1. Die Konjunktur zieht an
Dass die niedrigen Zinsen der EZB wirken und den Konsum ankurbeln, ist daran erkennbar, dass Banken mehr Kredite vergeben. Nach Angaben der Zentralbank hat die Zahl der vergebenen Kredite sowohl an Unternehmen als auch an Privathaushalte im April im Vergleich zum Vorjahr um 2,4 Prozent zugelegt. Die wirtschaftliche Erholung gewinnt ebenfalls an Fahrt. Im ersten Quartal dieses Jahres ist die Wirtschaft in der Eurozone im Vergleich zum ersten Quartal des Vorjahres stärker gewachsen. Und die Inflation im Euro-Währungsgebiet kratzte im April mit 1,9 Prozent am Inflationsziel der EZB. Viele Gründe, die gegen eine Anhebung des Leitzinses durch die EZB in absehbarer Zukunft sprechen, gibt es nicht mehr.
2. EZB-Mitglieder plädieren für eine geldpolitische Wende
Mit Blick auf die nächste EZB-Sitzung am 8. Juni in Tallin haben mehrere EZB-Mitglieder signalisiert, dass der Zeitpunkt gekommen ist, den Ausstieg aus der expansiven Geldpolitik einzuleiten. Ardo Hansson, EZB-Ratsmitglied und Chef der Notenbank von Estland, sagte gegenüber der estnischen Tageszeitung Postimees laut Handelsblatt: „Die Frage ist nun, wie schnell die von der Zentralbank angebotene Unterstützung für die Konjunktur verringert werden kann, so dass eine positive Wirtschaftsentwicklung bewahrt bleibt“. Ähnlich äußerte sich auch Jens Weidmann, Präsident der Deutschen Bundesbank und ebenfalls EZB-Ratsmitglied, vergangene Woche in Berlin: „Es ist durchaus legitim zu fragen, wann der EZB-Rat eine geldpolitische Normalisierung in den Blick nehmen sollte.“ Auch EZB-Direktor Yves Mersch heizte die Spekulationen um eine geldpolitische Wende an: „Der Fokus beginnt sich in Richtung einer Normalisierung der Geldpolitik in der Zukunft zu verändern.“
EZB-Präsident Mario Draghi bewertet die wirtschaftliche Lage anders.

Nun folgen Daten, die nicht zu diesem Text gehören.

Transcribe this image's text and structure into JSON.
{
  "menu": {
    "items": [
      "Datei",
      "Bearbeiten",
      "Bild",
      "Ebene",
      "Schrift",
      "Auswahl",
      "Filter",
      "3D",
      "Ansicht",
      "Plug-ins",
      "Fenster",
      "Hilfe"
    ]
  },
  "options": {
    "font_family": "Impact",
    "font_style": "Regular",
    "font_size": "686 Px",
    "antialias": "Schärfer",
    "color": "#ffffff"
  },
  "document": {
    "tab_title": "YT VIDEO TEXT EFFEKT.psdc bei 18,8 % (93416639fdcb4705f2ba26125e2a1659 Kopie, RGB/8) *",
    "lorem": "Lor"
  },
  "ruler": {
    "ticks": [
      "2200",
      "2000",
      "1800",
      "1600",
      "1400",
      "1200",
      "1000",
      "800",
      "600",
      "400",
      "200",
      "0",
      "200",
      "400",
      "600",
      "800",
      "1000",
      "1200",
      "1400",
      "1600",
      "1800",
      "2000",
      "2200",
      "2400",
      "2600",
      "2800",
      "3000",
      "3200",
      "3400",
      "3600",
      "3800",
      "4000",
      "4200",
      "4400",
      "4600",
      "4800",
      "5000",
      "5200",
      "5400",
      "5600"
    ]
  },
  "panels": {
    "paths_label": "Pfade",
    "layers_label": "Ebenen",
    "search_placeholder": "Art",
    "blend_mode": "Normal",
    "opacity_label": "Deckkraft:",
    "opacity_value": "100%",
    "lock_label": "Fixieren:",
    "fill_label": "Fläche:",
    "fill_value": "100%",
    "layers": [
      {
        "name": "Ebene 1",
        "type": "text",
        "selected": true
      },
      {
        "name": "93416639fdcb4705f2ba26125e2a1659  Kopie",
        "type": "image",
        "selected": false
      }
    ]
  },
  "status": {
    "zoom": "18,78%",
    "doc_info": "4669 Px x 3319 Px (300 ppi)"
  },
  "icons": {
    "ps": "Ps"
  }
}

In den letzten Ratssitzungen begründete der Italiener eine ausbleibende Kurskorrektur damit, dass die Kerninflation, die Inflation ohne Energie- und Nahrungsmittelpreise, noch nicht ausreiche und der Anstieg der Inflation damit noch nicht nachhaltig genug sei. Deshalb sei ein außergewöhnliches Maß an geldpolitischer Unterstützung für ihn noch gerechtfertigt. Mit anderen Worten: Vorerst wird eine Zinserhöhung aus seiner Sicht ausbleiben.

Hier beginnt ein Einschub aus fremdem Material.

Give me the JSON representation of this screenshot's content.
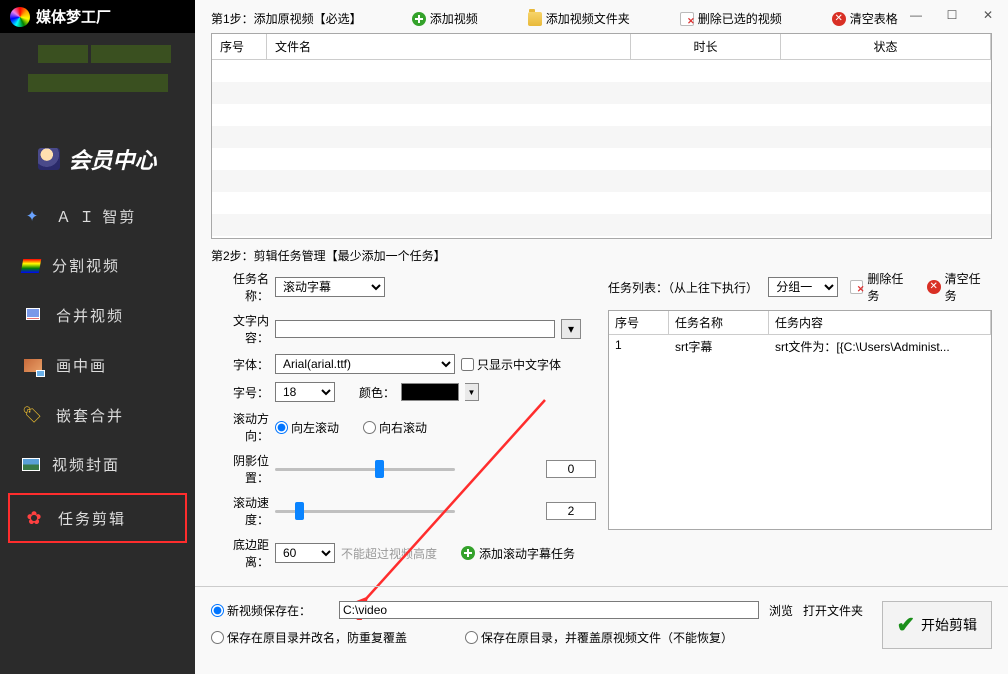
{
  "app": {
    "title": "媒体梦工厂"
  },
  "win": {
    "min": "—",
    "max": "☐",
    "close": "✕"
  },
  "memberCenter": "会员中心",
  "nav": [
    {
      "icon": "ai",
      "label": "Ａ Ｉ 智剪"
    },
    {
      "icon": "split",
      "label": "分割视频"
    },
    {
      "icon": "merge",
      "label": "合并视频"
    },
    {
      "icon": "pip",
      "label": "画中画"
    },
    {
      "icon": "nest",
      "label": "嵌套合并"
    },
    {
      "icon": "cover",
      "label": "视频封面"
    },
    {
      "icon": "task",
      "label": "任务剪辑"
    }
  ],
  "step1": {
    "label": "第1步：添加原视频【必选】",
    "addVideo": "添加视频",
    "addFolder": "添加视频文件夹",
    "delSelected": "删除已选的视频",
    "clear": "清空表格",
    "cols": {
      "idx": "序号",
      "name": "文件名",
      "dur": "时长",
      "stat": "状态"
    }
  },
  "step2": {
    "label": "第2步：剪辑任务管理【最少添加一个任务】",
    "taskNameLabel": "任务名称：",
    "taskNameValue": "滚动字幕",
    "textLabel": "文字内容：",
    "textValue": "",
    "fontLabel": "字体：",
    "fontValue": "Arial(arial.ttf)",
    "onlyCN": "只显示中文字体",
    "sizeLabel": "字号：",
    "sizeValue": "18",
    "colorLabel": "颜色：",
    "dirLabel": "滚动方向：",
    "dirLeft": "向左滚动",
    "dirRight": "向右滚动",
    "shadowLabel": "阴影位置：",
    "shadowValue": "0",
    "speedLabel": "滚动速度：",
    "speedValue": "2",
    "bottomLabel": "底边距离：",
    "bottomValue": "60",
    "bottomHint": "不能超过视频高度",
    "addScrollTask": "添加滚动字幕任务",
    "taskListLabel": "任务列表：（从上往下执行）",
    "groupValue": "分组一",
    "delTask": "删除任务",
    "clearTask": "清空任务",
    "tcols": {
      "idx": "序号",
      "name": "任务名称",
      "content": "任务内容"
    },
    "tasks": [
      {
        "idx": "1",
        "name": "srt字幕",
        "content": "srt文件为：[{C:\\Users\\Administ..."
      }
    ]
  },
  "footer": {
    "saveOpt1": "新视频保存在：",
    "savePath": "C:\\video",
    "browse": "浏览",
    "openFolder": "打开文件夹",
    "saveOpt2": "保存在原目录并改名，防重复覆盖",
    "saveOpt3": "保存在原目录，并覆盖原视频文件（不能恢复）",
    "start": "开始剪辑"
  }
}
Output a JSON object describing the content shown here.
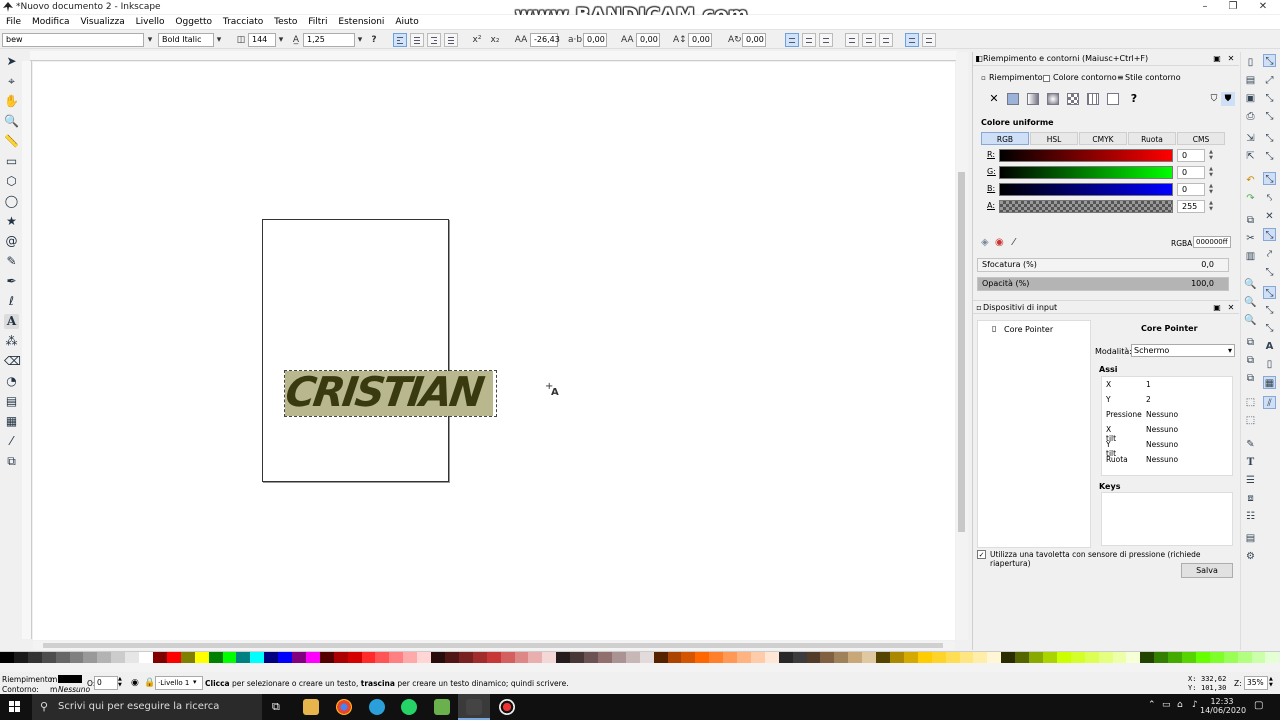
{
  "window": {
    "title": "*Nuovo documento 2 - Inkscape",
    "watermark": "www.BANDICAM.com"
  },
  "menu": [
    "File",
    "Modifica",
    "Visualizza",
    "Livello",
    "Oggetto",
    "Tracciato",
    "Testo",
    "Filtri",
    "Estensioni",
    "Aiuto"
  ],
  "text_toolbar": {
    "font_family": "bew",
    "font_style": "Bold Italic",
    "font_size": "144",
    "line_spacing": "1,25",
    "letter_spacing": "-26,43",
    "word_spacing": "0,00",
    "kerning": "0,00",
    "vertical_shift": "0,00",
    "rotation": "0,00"
  },
  "canvas": {
    "text": "CRISTIAN",
    "cursor_glyph": "A"
  },
  "fill_panel": {
    "title": "Riempimento e contorni (Maiusc+Ctrl+F)",
    "tabs": [
      "Riempimento",
      "Colore contorno",
      "Stile contorno"
    ],
    "color_mode_label": "Colore uniforme",
    "color_modes": [
      "RGB",
      "HSL",
      "CMYK",
      "Ruota",
      "CMS"
    ],
    "channels": [
      {
        "label": "R:",
        "value": "0",
        "gradient": "linear-gradient(to right,#000,#f00)"
      },
      {
        "label": "G:",
        "value": "0",
        "gradient": "linear-gradient(to right,#000,#0f0)"
      },
      {
        "label": "B:",
        "value": "0",
        "gradient": "linear-gradient(to right,#000,#00f)"
      },
      {
        "label": "A:",
        "value": "255",
        "gradient": "repeating-conic-gradient(#555 0 25%,#999 0 50%) 0 0/6px 6px"
      }
    ],
    "rgba_label": "RGBA:",
    "rgba_value": "000000ff",
    "blur_label": "Sfocatura (%)",
    "blur_value": "0,0",
    "opacity_label": "Opacità (%)",
    "opacity_value": "100,0"
  },
  "input_panel": {
    "title": "Dispositivi di input",
    "device": "Core Pointer",
    "heading": "Core Pointer",
    "mode_label": "Modalità:",
    "mode_value": "Schermo",
    "axes_label": "Assi",
    "axes": [
      {
        "k": "X",
        "v": "1"
      },
      {
        "k": "Y",
        "v": "2"
      },
      {
        "k": "Pressione",
        "v": "Nessuno"
      },
      {
        "k": "X tilt",
        "v": "Nessuno"
      },
      {
        "k": "Y tilt",
        "v": "Nessuno"
      },
      {
        "k": "Ruota",
        "v": "Nessuno"
      }
    ],
    "keys_label": "Keys",
    "tablet_label": "Utilizza una tavoletta con sensore di pressione (richiede riapertura)",
    "save_label": "Salva"
  },
  "palette_colors": [
    "#000000",
    "#1a1a1a",
    "#333333",
    "#4d4d4d",
    "#666666",
    "#808080",
    "#999999",
    "#b3b3b3",
    "#cccccc",
    "#e6e6e6",
    "#ffffff",
    "#800000",
    "#ff0000",
    "#808000",
    "#ffff00",
    "#008000",
    "#00ff00",
    "#008080",
    "#00ffff",
    "#000080",
    "#0000ff",
    "#800080",
    "#ff00ff",
    "#550000",
    "#aa0000",
    "#d40000",
    "#ff2a2a",
    "#ff5555",
    "#ff8080",
    "#ffaaaa",
    "#ffd5d5",
    "#280b0b",
    "#501616",
    "#782121",
    "#a02c2c",
    "#c83737",
    "#d35f5f",
    "#de8787",
    "#e9afaf",
    "#f4d7d7",
    "#241c1c",
    "#483737",
    "#6c5353",
    "#916f6f",
    "#ac9393",
    "#c8b7b7",
    "#e3dbdb",
    "#552200",
    "#aa4400",
    "#d45500",
    "#ff6600",
    "#ff7f2a",
    "#ff9955",
    "#ffb380",
    "#ffccaa",
    "#ffe6d5",
    "#282828",
    "#3c3c3c",
    "#503c28",
    "#806040",
    "#a0825a",
    "#c8a878",
    "#e0c8a0",
    "#554400",
    "#aa8800",
    "#d4aa00",
    "#ffcc00",
    "#ffd42a",
    "#ffdd55",
    "#ffe680",
    "#ffeeaa",
    "#fff6d5",
    "#2b2b00",
    "#556600",
    "#88aa00",
    "#aad400",
    "#ccff00",
    "#d4ff2a",
    "#ddff55",
    "#e5ff80",
    "#eeffaa",
    "#f6ffd5",
    "#224400",
    "#338000",
    "#44aa00",
    "#55d400",
    "#66ff00",
    "#7fff2a",
    "#99ff55",
    "#b3ff80",
    "#ccffaa",
    "#e5ffd5"
  ],
  "status": {
    "fill_label": "Riempimento:",
    "fill_value": "m",
    "stroke_label": "Contorno:",
    "stroke_value": "m",
    "stroke_none": "Nessuno",
    "opacity_label": "O:",
    "opacity_value": "0",
    "layer": "·Livello 1",
    "message_b1": "Clicca",
    "message_t1": " per selezionare o creare un testo, ",
    "message_b2": "trascina",
    "message_t2": " per creare un testo dinamico; quindi scrivere.",
    "x_label": "X:",
    "x_value": "332,62",
    "y_label": "Y:",
    "y_value": "101,30",
    "z_label": "Z:",
    "zoom": "35%"
  },
  "taskbar": {
    "search_placeholder": "Scrivi qui per eseguire la ricerca",
    "time": "12:33",
    "date": "14/06/2020"
  }
}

3. Die Eurozone muss vor einer möglichen neuen Krise geschützt werden
Mit einem Leitzins von 0,0 Prozent und dem Ankauf von Staatsanleihen mit einem erwarteten Volumen von über zwei Billionen Euro hat die Zentralbank ihr Pulver bereits verschossen. Sollte es in naher Zukunft zu einer weiteren Wirtschaftskrise kommen, hat die EZB keine Asse mehr im Ärmel, mit denen sie auf die neue Krise reagieren könnte. Der Leitzins lässt sich nicht weiter senken, ohne dass die Banken in große Schwierigkeiten geraten. Denn Negativzinsen würden viele Sparer in die Flucht schlagen. Ein Ausstieg aus der derzeitigen expansiven Geldpolitik hätte also auch den Zweck, die Eurozone in der aktuellen Phase der wirtschaftlichen Erholung schon für die nächste mögliche Krise zu wappnen.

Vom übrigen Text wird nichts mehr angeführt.